I did not attend any of the resort’s presentations, and most of what I learned about it, I learned on-line, and in the pages of circulating brochures. All week long, though, the general consensus that flowed through Cafe Jay swung back and forth between outrage and wild enthusiasm; a debate which will no doubt follow people home. If it were a horse race, you’d be lucky to get even odds.
My thing is, I trust the people who made the decision. There was equal outcry when the WBC moved from Hunt Valley, MD to Lancaster, which created easily as many travel inconveniences. Say what you will about the decaying infrastructure of the Lancaster Host, it’s got a lot of good gaming space. It has a thing or two to learn about gaming, though, particularly as it relates to the use of 8-foot round ‘wedding’ tables. Most of the games that are played at the WBC are designed for rectangular playing space. Round space inevitably finds players spending a great deal of time on their feet, as they reach across the curve of the round table to make their move. It is my understanding that the move to Seven Springs will not net a significant growth in playing space, though it will have just shy of twice as many rooms available, along with chalet, and condominium space to be found nearby.

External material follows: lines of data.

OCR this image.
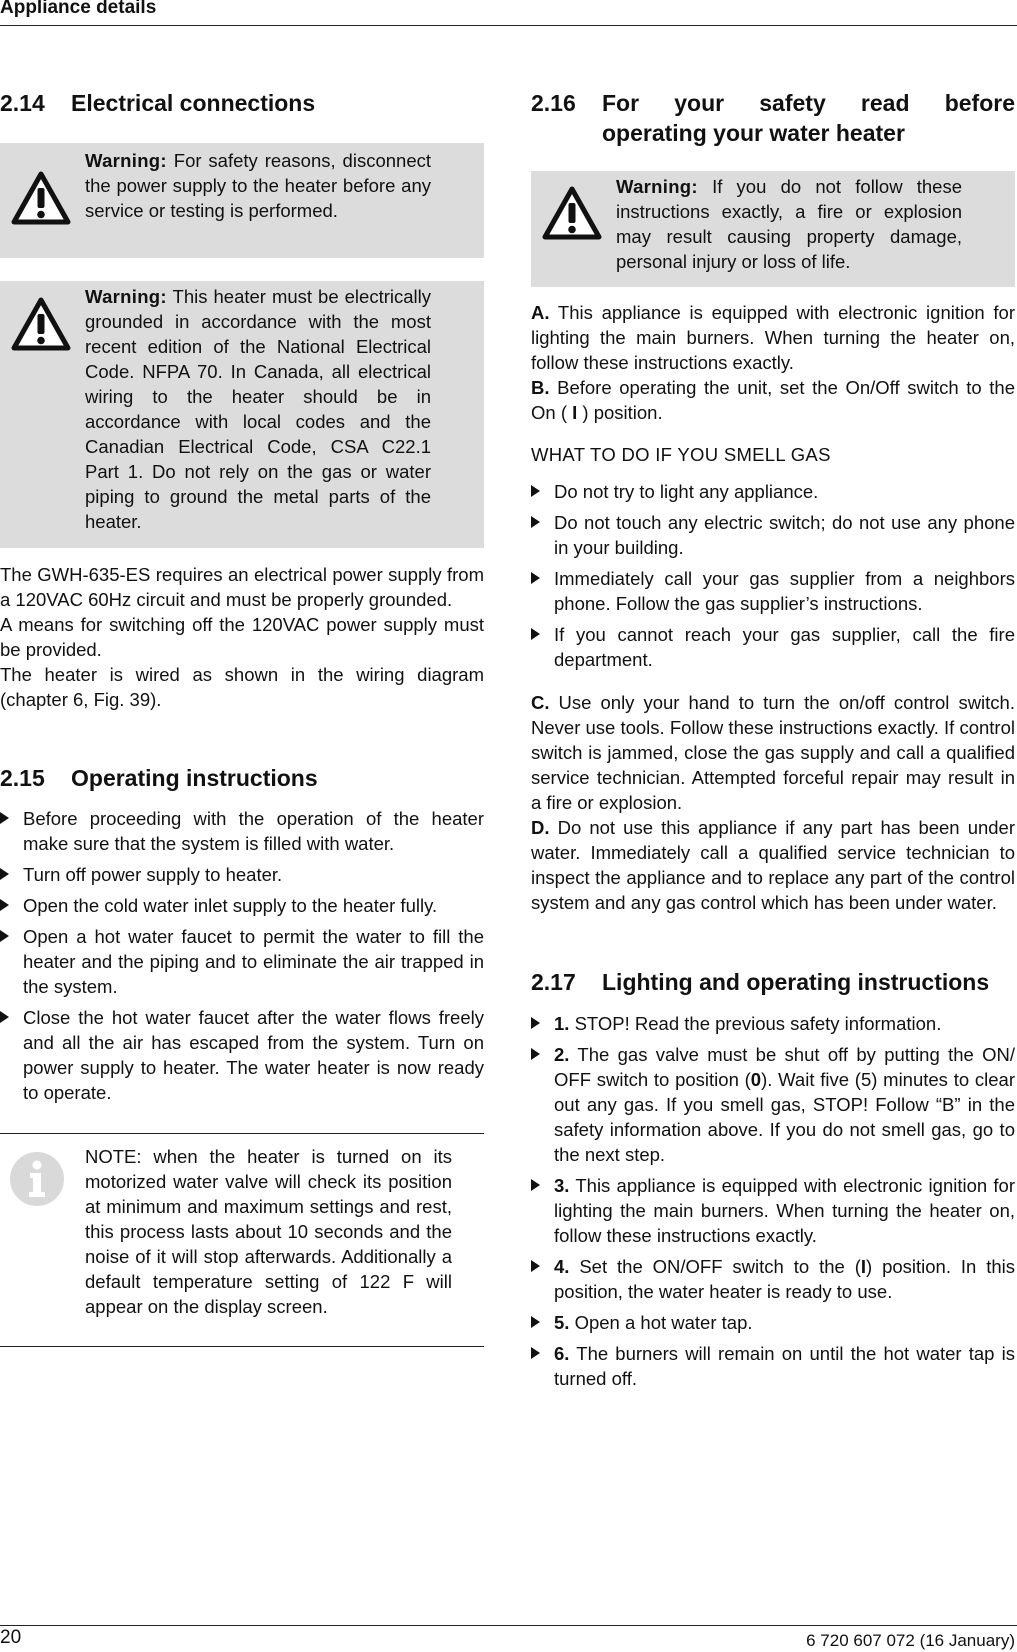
Appliance details
20	6 720 607 072 (16 January)
2.14 Electrical connections
Warning: For safety reasons, disconnect the power supply to the heater before any service or testing is performed.
Warning: This heater must be electrically grounded in accordance with the most recent edition of the National Electrical Code. NFPA 70. In Canada, all electrical wiring to the heater should be in accordance with local codes and the Canadian Electrical Code, CSA C22.1 Part 1. Do not rely on the gas or water piping to ground the metal parts of the heater.
The GWH-635-ES requires an electrical power supply from a 120VAC 60Hz circuit and must be properly grounded.
A means for switching off the 120VAC power supply must be provided.
The heater is wired as shown in the wiring diagram (chapter 6, Fig. 39).
2.15 Operating instructions
Before proceeding with the operation of the heater make sure that the system is filled with water.
Turn off power supply to heater.
Open the cold water inlet supply to the heater fully.
Open a hot water faucet to permit the water to fill the heater and the piping and to eliminate the air trapped in the system.
Close the hot water faucet after the water flows freely and all the air has escaped from the system. Turn on power supply to heater. The water heater is now ready to operate.
NOTE: when the heater is turned on its motorized water valve will check its position at minimum and maximum settings and rest, this process lasts about 10 seconds and the noise of it will stop afterwards. Additionally a default temperature setting of 122 F will appear on the display screen.
2.16 For your safety read before
operating your water heater
Warning: If you do not follow these instructions exactly, a fire or explosion may result causing property damage, personal injury or loss of life.
A. This appliance is equipped with electronic ignition for lighting the main burners. When turning the heater on, follow these instructions exactly.
B. Before operating the unit, set the On/Off switch to the On ( I ) position.
WHAT TO DO IF YOU SMELL GAS
Do not try to light any appliance.
Do not touch any electric switch; do not use any phone in your building.
Immediately call your gas supplier from a neighbors phone. Follow the gas supplier’s instructions.
If you cannot reach your gas supplier, call the fire department.
C. Use only your hand to turn the on/off control switch. Never use tools. Follow these instructions exactly. If control switch is jammed, close the gas supply and call a qualified service technician. Attempted forceful repair may result in a fire or explosion.
D. Do not use this appliance if any part has been under water. Immediately call a qualified service technician to inspect the appliance and to replace any part of the control system and any gas control which has been under water.
2.17 Lighting and operating instructions
1. STOP! Read the previous safety information.
2. The gas valve must be shut off by putting the ON/ OFF switch to position (0). Wait five (5) minutes to clear out any gas. If you smell gas, STOP! Follow “B” in the safety information above. If you do not smell gas, go to the next step.
3. This appliance is equipped with electronic ignition for lighting the main burners. When turning the heater on, follow these instructions exactly.
4. Set the ON/OFF switch to the (I) position. In this position, the water heater is ready to use.
5. Open a hot water tap.
6. The burners will remain on until the hot water tap is turned off.
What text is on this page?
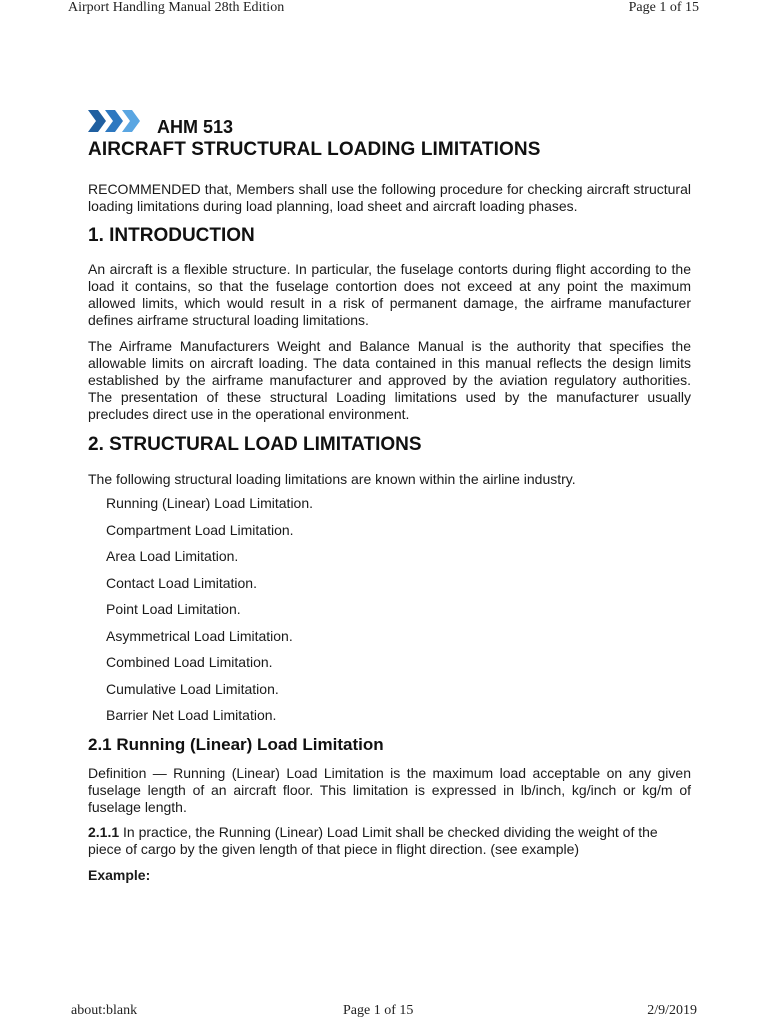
Airport Handling Manual 28th Edition	Page 1 of 15
AHM 513
AIRCRAFT STRUCTURAL LOADING LIMITATIONS

RECOMMENDED that, Members shall use the following procedure for checking aircraft structural loading limitations during load planning, load sheet and aircraft loading phases.

1. INTRODUCTION

An aircraft is a flexible structure. In particular, the fuselage contorts during flight according to the load it contains, so that the fuselage contortion does not exceed at any point the maximum allowed limits, which would result in a risk of permanent damage, the airframe manufacturer defines airframe structural loading limitations.

The Airframe Manufacturers Weight and Balance Manual is the authority that specifies the allowable limits on aircraft loading. The data contained in this manual reflects the design limits established by the airframe manufacturer and approved by the aviation regulatory authorities. The presentation of these structural Loading limitations used by the manufacturer usually precludes direct use in the operational environment.

2. STRUCTURAL LOAD LIMITATIONS

The following structural loading limitations are known within the airline industry.

Running (Linear) Load Limitation.
Compartment Load Limitation.
Area Load Limitation.
Contact Load Limitation.
Point Load Limitation.
Asymmetrical Load Limitation.
Combined Load Limitation.
Cumulative Load Limitation.
Barrier Net Load Limitation.
2.1 Running (Linear) Load Limitation

Definition — Running (Linear) Load Limitation is the maximum load acceptable on any given fuselage length of an aircraft floor. This limitation is expressed in lb/inch, kg/inch or kg/m of fuselage length.

2.1.1 In practice, the Running (Linear) Load Limit shall be checked dividing the weight of the piece of cargo by the given length of that piece in flight direction. (see example)

Example:
about:blank	Page 1 of 15	2/9/2019
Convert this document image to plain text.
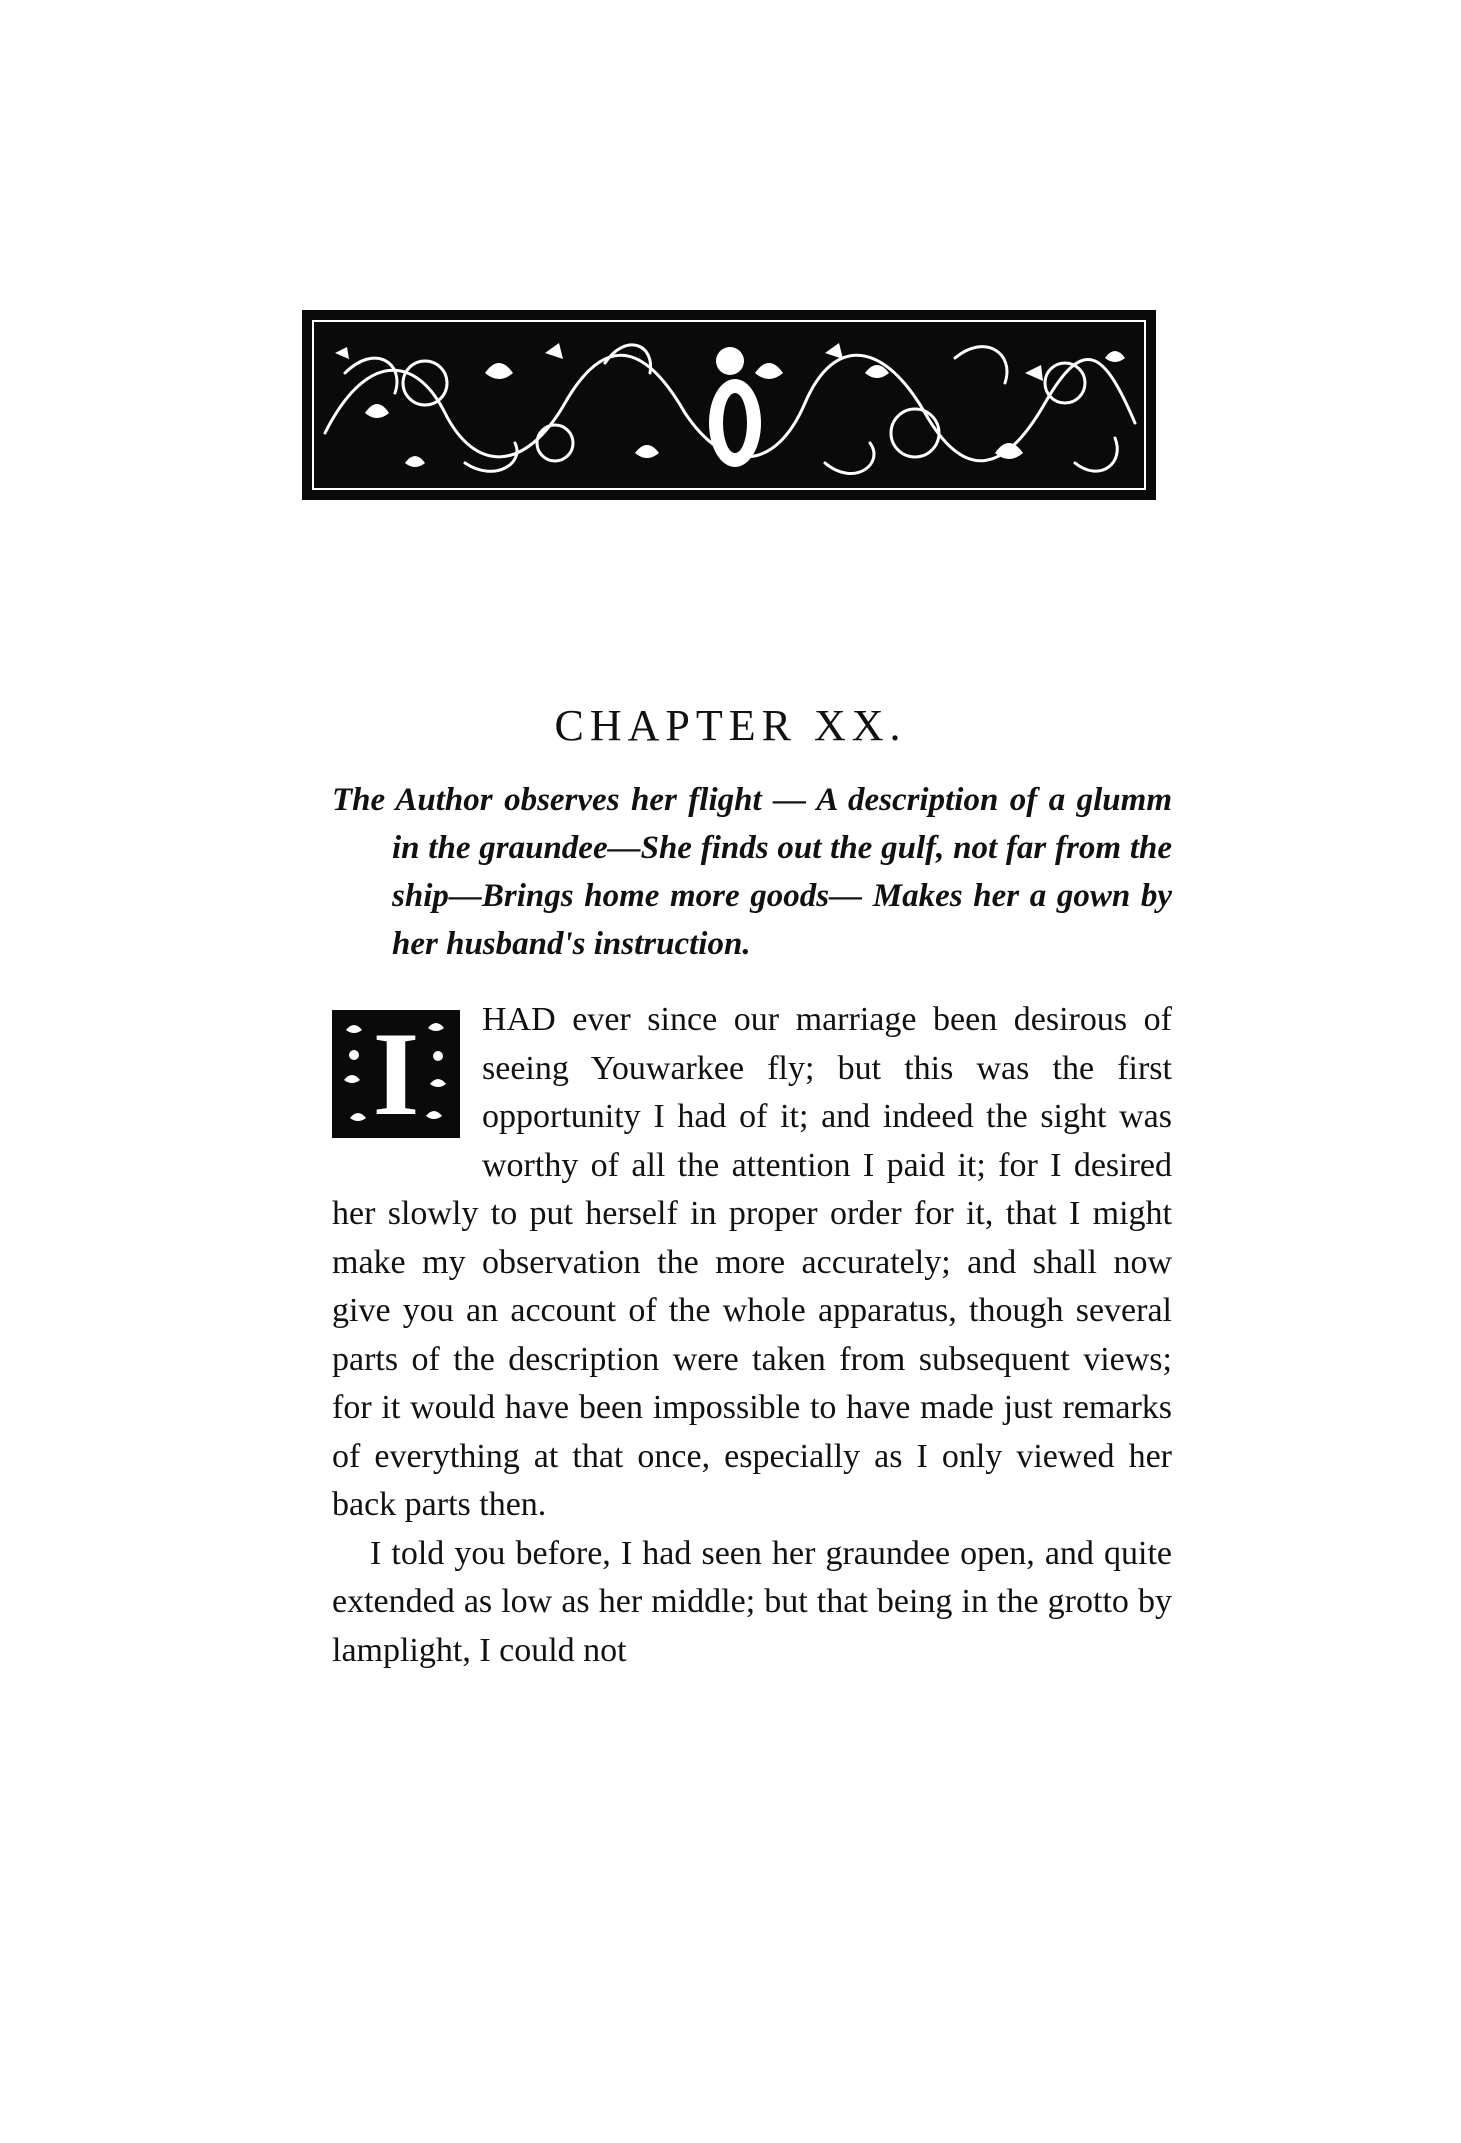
CHAPTER XX.
The Author observes her flight — A description of a glumm in the graundee—She finds out the gulf, not far from the ship—Brings home more goods— Makes her a gown by her husband's instruction.

I	HAD ever since our marriage been desirous of seeing Youwarkee fly; but this was the first opportunity I had of it; and indeed the sight was worthy of all the attention I paid it; for I desired her slowly to put herself in proper order for it, that I might make my observation the more accurately; and shall now give you an account of the whole apparatus, though several parts of the description were taken from subsequent views; for it would have been impossible to have made just remarks of everything at that once, especially as I only viewed her back parts then.

I told you before, I had seen her graundee open, and quite extended as low as her middle; but that being in the grotto by lamplight, I could not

It is has been my experience, as a private attendee at the WBC, and over the past four years, as a representative of Rio Grande Games, that virtually everything this BPA’s board of directors has done in the dozen years I’ve been around, has been done to accommodate the needs of the people who come from all over the world to play in the annual World Boardgaming Championships. For heaven’s sake, they have wooden TV tables in the rest rooms with a sign indicating that the tables are for your board games as you go about your business. Given the divergent backgrounds from which these attendees emerge, both personally, professionally, and culturally, it is no surprise when the leadership of the association makes a decision, that the membership will have opinions as diverse as their circumstances.
I hope that the Seven Springs Resort is better, much better than the Lancaster Host Resort. The people who made the decision to move the event believe that it will be, and that once people adjust to the idea of moving on, the actual moving on can begin.